Em Espanha tinham os judeus vivido transes parecidos. E
foi de lá que vieram umas coplas proféticas, duns troveiros visionários, a prometer
a salvação pela mão dum príncipe, que chamavam Encoberto. É de crer que foi a partir delas que o Bandarra começou
a fazer trovas. Ninguém sabe quem as passou a limpo, andavam por aí copiadas à
mão, com letra de cada um. E prometiam aos judeus o Messias, um Encoberto que ainda hoje não veio.
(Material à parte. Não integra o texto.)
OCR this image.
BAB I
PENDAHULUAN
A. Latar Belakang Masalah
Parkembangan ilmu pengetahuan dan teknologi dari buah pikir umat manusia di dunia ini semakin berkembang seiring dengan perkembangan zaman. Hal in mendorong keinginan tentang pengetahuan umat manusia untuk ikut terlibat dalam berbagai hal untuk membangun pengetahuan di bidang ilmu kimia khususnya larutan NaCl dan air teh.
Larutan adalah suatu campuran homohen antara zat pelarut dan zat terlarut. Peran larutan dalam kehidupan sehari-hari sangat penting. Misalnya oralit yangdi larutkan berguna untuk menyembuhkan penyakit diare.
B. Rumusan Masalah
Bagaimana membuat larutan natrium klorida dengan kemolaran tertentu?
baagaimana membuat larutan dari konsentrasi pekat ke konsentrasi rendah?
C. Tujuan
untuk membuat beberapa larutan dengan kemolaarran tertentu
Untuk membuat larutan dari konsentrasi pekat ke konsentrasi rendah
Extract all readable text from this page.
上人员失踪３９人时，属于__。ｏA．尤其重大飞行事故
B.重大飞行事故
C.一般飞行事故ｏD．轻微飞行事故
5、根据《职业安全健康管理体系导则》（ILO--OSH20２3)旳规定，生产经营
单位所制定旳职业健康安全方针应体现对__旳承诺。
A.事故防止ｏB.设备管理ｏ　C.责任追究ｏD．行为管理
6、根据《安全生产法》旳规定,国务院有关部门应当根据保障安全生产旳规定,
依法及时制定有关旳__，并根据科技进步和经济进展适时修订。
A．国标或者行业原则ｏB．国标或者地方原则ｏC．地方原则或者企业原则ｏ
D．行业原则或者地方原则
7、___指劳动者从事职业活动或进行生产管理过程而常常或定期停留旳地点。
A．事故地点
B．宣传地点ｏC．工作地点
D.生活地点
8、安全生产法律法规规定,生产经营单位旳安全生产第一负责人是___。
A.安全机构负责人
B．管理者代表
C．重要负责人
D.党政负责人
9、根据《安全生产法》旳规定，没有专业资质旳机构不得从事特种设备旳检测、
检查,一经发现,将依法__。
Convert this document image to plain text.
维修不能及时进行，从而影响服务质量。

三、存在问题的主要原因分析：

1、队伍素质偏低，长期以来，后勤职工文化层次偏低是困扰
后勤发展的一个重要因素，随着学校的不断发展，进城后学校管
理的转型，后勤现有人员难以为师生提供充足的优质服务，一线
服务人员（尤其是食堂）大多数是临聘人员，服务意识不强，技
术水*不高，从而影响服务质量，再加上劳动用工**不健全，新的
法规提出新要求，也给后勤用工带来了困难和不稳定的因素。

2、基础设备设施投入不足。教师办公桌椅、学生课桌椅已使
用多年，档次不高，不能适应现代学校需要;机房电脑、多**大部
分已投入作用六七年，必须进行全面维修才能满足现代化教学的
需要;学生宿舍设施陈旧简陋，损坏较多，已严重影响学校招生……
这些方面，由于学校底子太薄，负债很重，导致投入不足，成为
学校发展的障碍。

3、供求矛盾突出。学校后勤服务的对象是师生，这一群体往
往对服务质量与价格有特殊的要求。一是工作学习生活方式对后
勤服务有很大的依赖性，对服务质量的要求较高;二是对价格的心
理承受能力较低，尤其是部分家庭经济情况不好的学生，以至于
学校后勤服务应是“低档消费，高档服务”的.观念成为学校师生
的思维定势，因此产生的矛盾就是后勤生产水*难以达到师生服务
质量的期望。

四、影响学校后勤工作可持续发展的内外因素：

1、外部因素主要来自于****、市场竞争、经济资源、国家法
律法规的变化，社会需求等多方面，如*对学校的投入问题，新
Ninguém as conheceu no seu original, por todas as versões
serem diferentes. E alguma delas foi parar à mão da Inquisição, que não podia
tolerar semelhantes despautérios. Chamou o Bandarra a capítulo, vestiu-lhe o sambenito,
levou-o à procissão dos condenados. Mas perdoou-lhe a fogueira, por não trazer
no rústico semblante qualquer sombra de pecado. O pobre voltou para casa vedado
de fazer trovas, de voltar a ler a bíblia, ou falar dela. Quem sabe se foi
então que acabou a recolher-se na casa do Nogueirão, para se afastar do mundo.
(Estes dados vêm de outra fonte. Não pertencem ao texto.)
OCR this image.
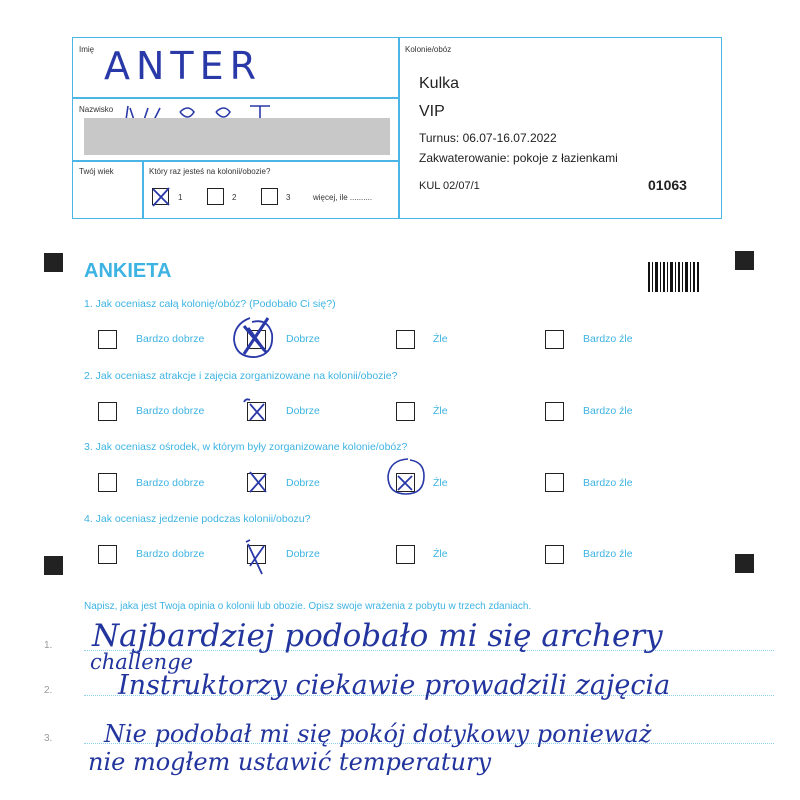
Imię ANTER
Nazwisko
Twój wiek	Który raz jesteś na kolonii/obozie?
1	2	3	więcej, ile ..........
Kolonie/obóz
Kulka
VIP
Turnus: 06.07-16.07.2022
Zakwaterowanie: pokoje z łazienkami
KUL 02/07/1	01063
ANKIETA
1. Jak oceniasz całą kolonię/obóz? (Podobało Ci się?)
Bardzo dobrze	Dobrze	Źle	Bardzo źle
2. Jak oceniasz atrakcje i zajęcia zorganizowane na kolonii/obozie?
Bardzo dobrze	Dobrze	Źle	Bardzo źle
3. Jak oceniasz ośrodek, w którym były zorganizowane kolonie/obóz?
Bardzo dobrze	Dobrze	Źle	Bardzo źle
4. Jak oceniasz jedzenie podczas kolonii/obozu?
Bardzo dobrze	Dobrze	Źle	Bardzo źle
Napisz, jaka jest Twoja opinia o kolonii lub obozie. Opisz swoje wrażenia z pobytu w trzech zdaniach.
1.
2.
3.
Najbardziej podobało mi się archery
challenge
Instruktorzy ciekawie prowadzili zajęcia
Nie podobał mi się pokój dotykowy ponieważ
nie mogłem ustawić temperatury
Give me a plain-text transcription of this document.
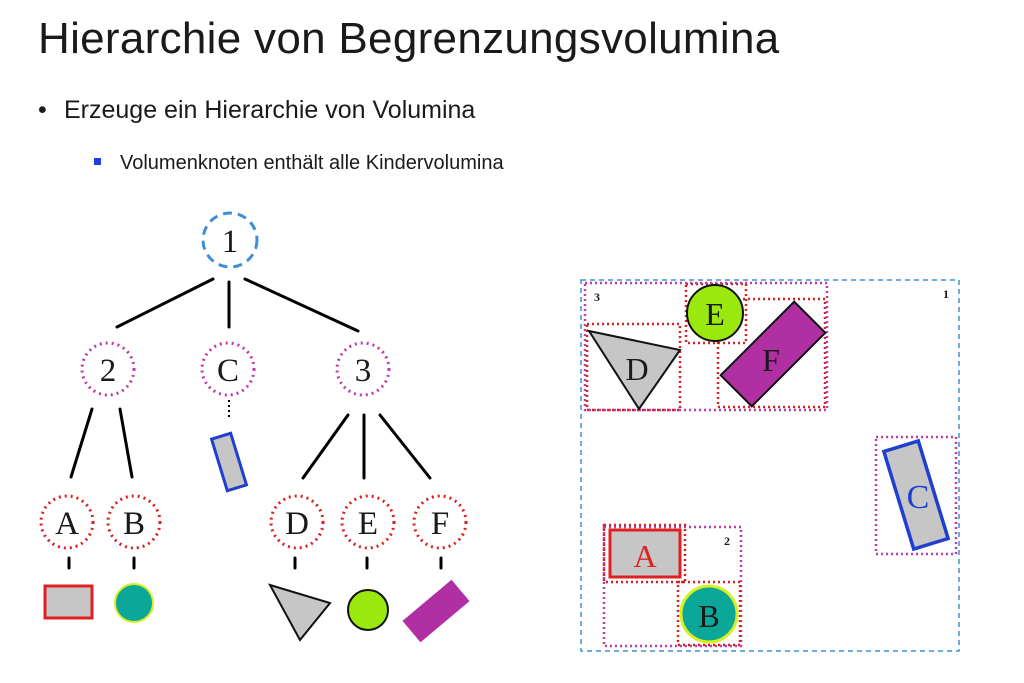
Hierarchie von Begrenzungsvolumina
• Erzeuge ein Hierarchie von Volumina
Volumenknoten enthält alle Kindervolumina
1
2	C	3
A B	D E F
A
B
C
D
E
F
1
2
3
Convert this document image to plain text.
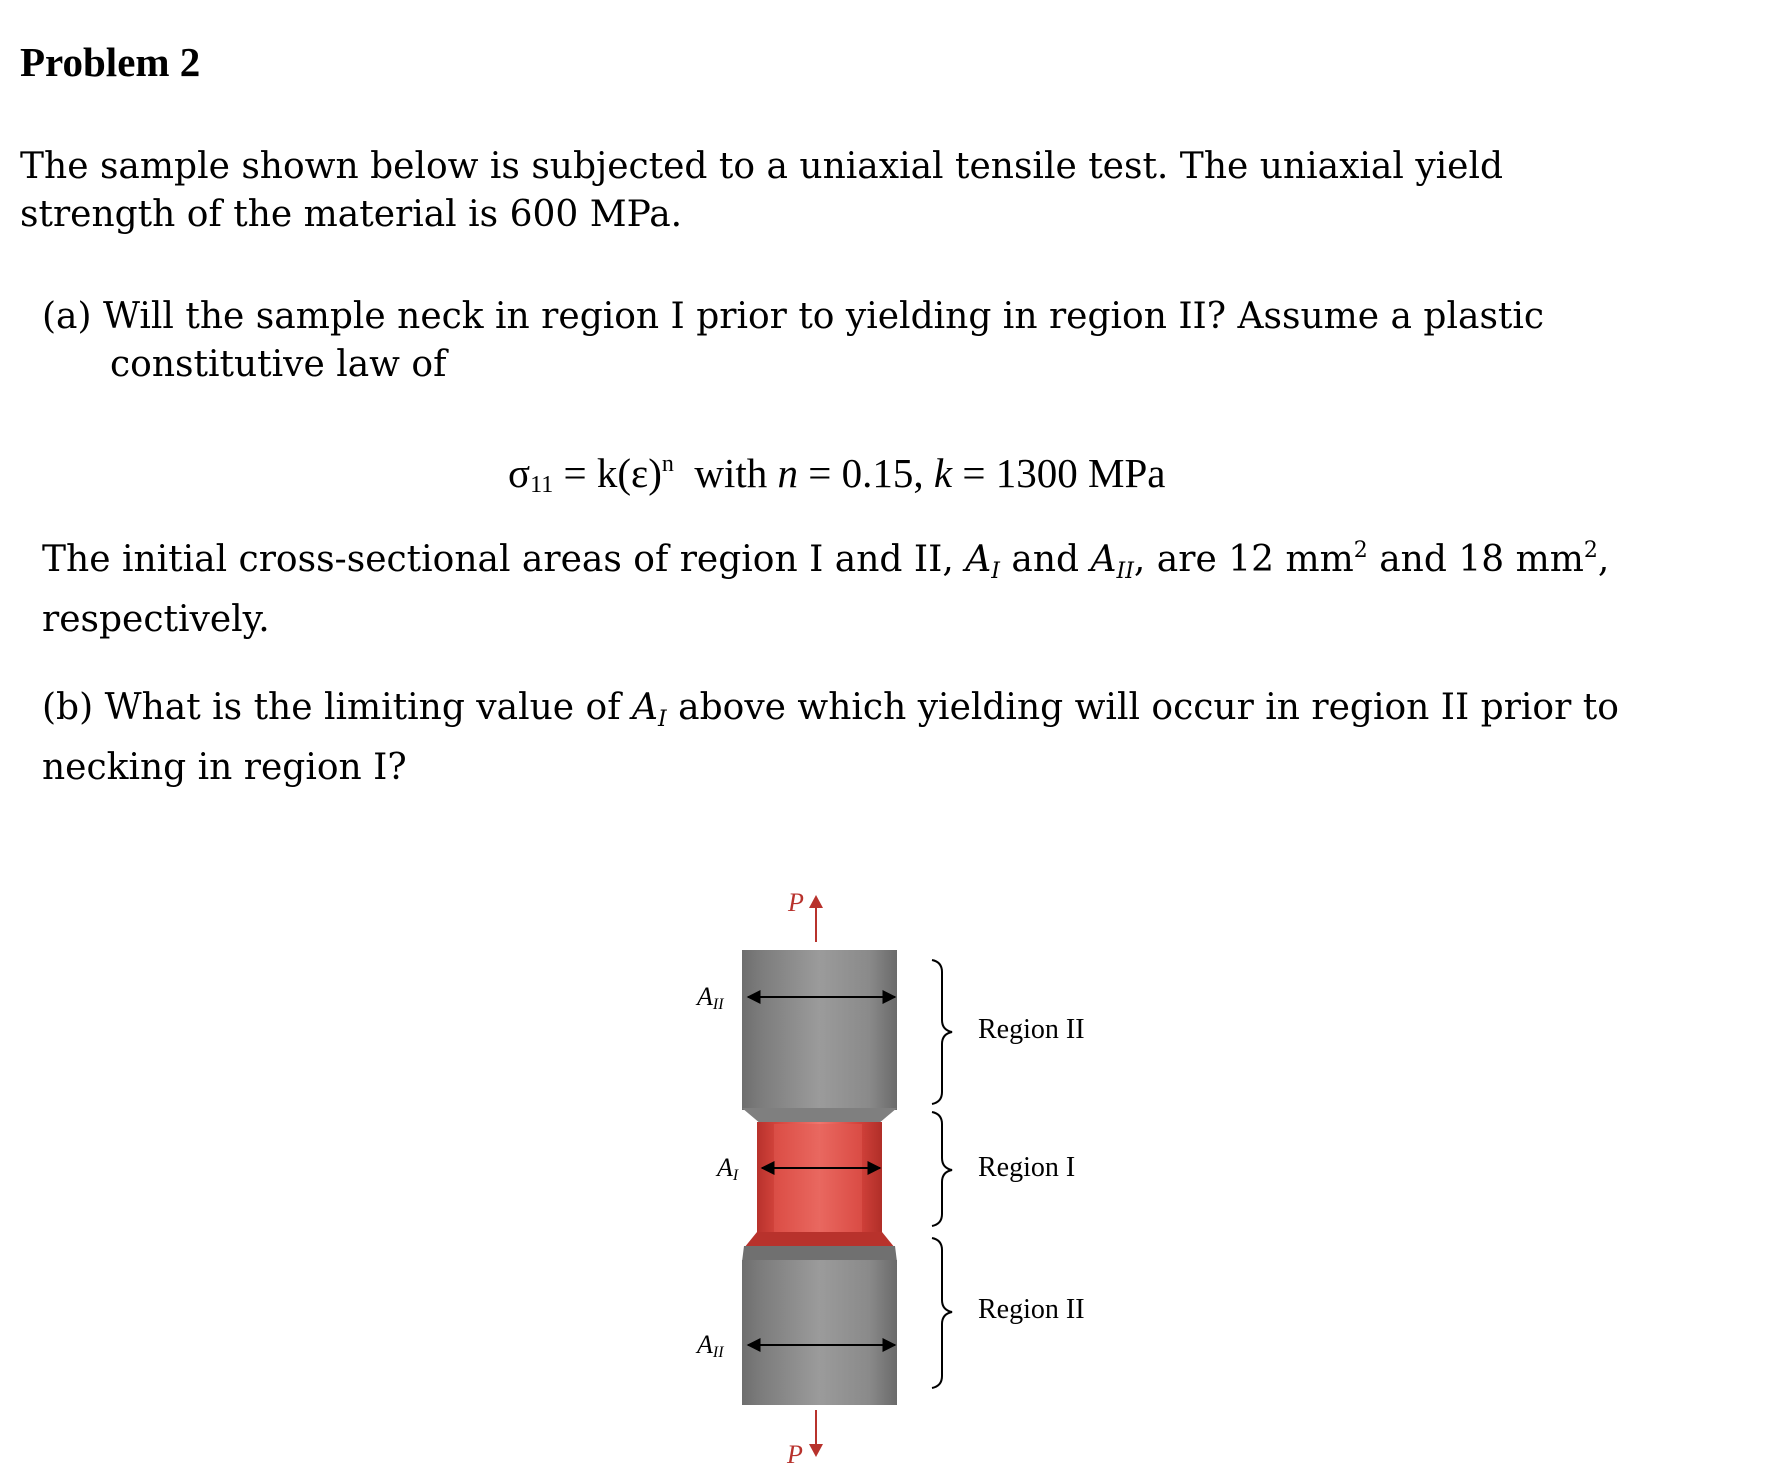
Problem 2
The sample shown below is subjected to a uniaxial tensile test. The uniaxial yield
strength of the material is 600 MPa.
(a) Will the sample neck in region I prior to yielding in region II? Assume a plastic
constitutive law of
$\sigma 11 = k(\varepsilon)^n$  with n = 0.15, k = 1300 MPa
The initial cross-sectional areas of region I and II, AI and AII, are 12 $mm^2$ and 18 $mm^2$,
respectively.
(b) What is the limiting value of AI above which yielding will occur in region II prior to
necking in region I?
P
AII
AI
AII
Region II
Region I
Region II
P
Pois tão bem lhe assentou a lição que ninguém mais o ouviu.
Um dia o Bandarra morreu mas ficaram as trovas, que um
povo já naufragado só nelas guardava esperança. O rei-criança lunático desaparecera
em África e o reino ficara sem cabeça, sujeito ao inimigo de Castela. Só nas trovas havia consolação. Foi por isso que apareceu a primeira edição delas,
pela mão dum fidalgo importante. Para dar esperanças ao povo, pôs-se o Bandarra
a dizer que el-rei um dia havia de voltar, saído do nevoeiro.
Mas o rei não apareceu, em seu lugar vieram os
castelhanos. E a clerezia, que metera o sapateiro num inferno por causa dumas
trovas, começou a realçá-lo nos sermões, a exaltá-lo nos púlpitos. Fizeram-lhe
um mausoléu em pedra lavrada numa igreja de Trancoso, encheram-no de ar e
vento. Um dia expuseram-lhe o retrato na catedral de Lisboa, trataram-no como a
um santo. E logo um outro fidalgo fez nova edição das trovas, agora
acrescentadas de umas outras que se disseram achadas em poder dum tal Pacheco,
da idade do sapateiro, há uns cem anos atrás. Desta vez o Bandarra anunciava e
restauração dos Braganças.
Um século depois ainda apareciam trovas novas, que uns
pedreiros vindos da Galiza foram descobrir na capela-mor da igreja de S. Pedro.
E lá punham o Bandarra a adivinhar as guerras do Napoleão, depois delas terem
vindo.
O importante da história não é o que deixou dito o
sapateiro, mas o que na boca lhe puseram os poderosos, para melhor conduzirem o
rebanho. Primeiro foi messiânico, depois foi sebastianista, e acabou a
adivinhar incertas restaurações. Mas tudo o que o Bandarra fez, e outros
fizeram por ele, foram uns versos de sapateiro remendão. Davam para explicar
tudo, consoante as aflições. Se ele pudesse imaginar o que iam fazer das
trovas, não as contava a ninguém. Ainda hoje enchem barriga a muita gente,
pelos vistos vão pô-las num museu. Que Portugal habituaram-no a charadas e já
não vive sem elas. (…) »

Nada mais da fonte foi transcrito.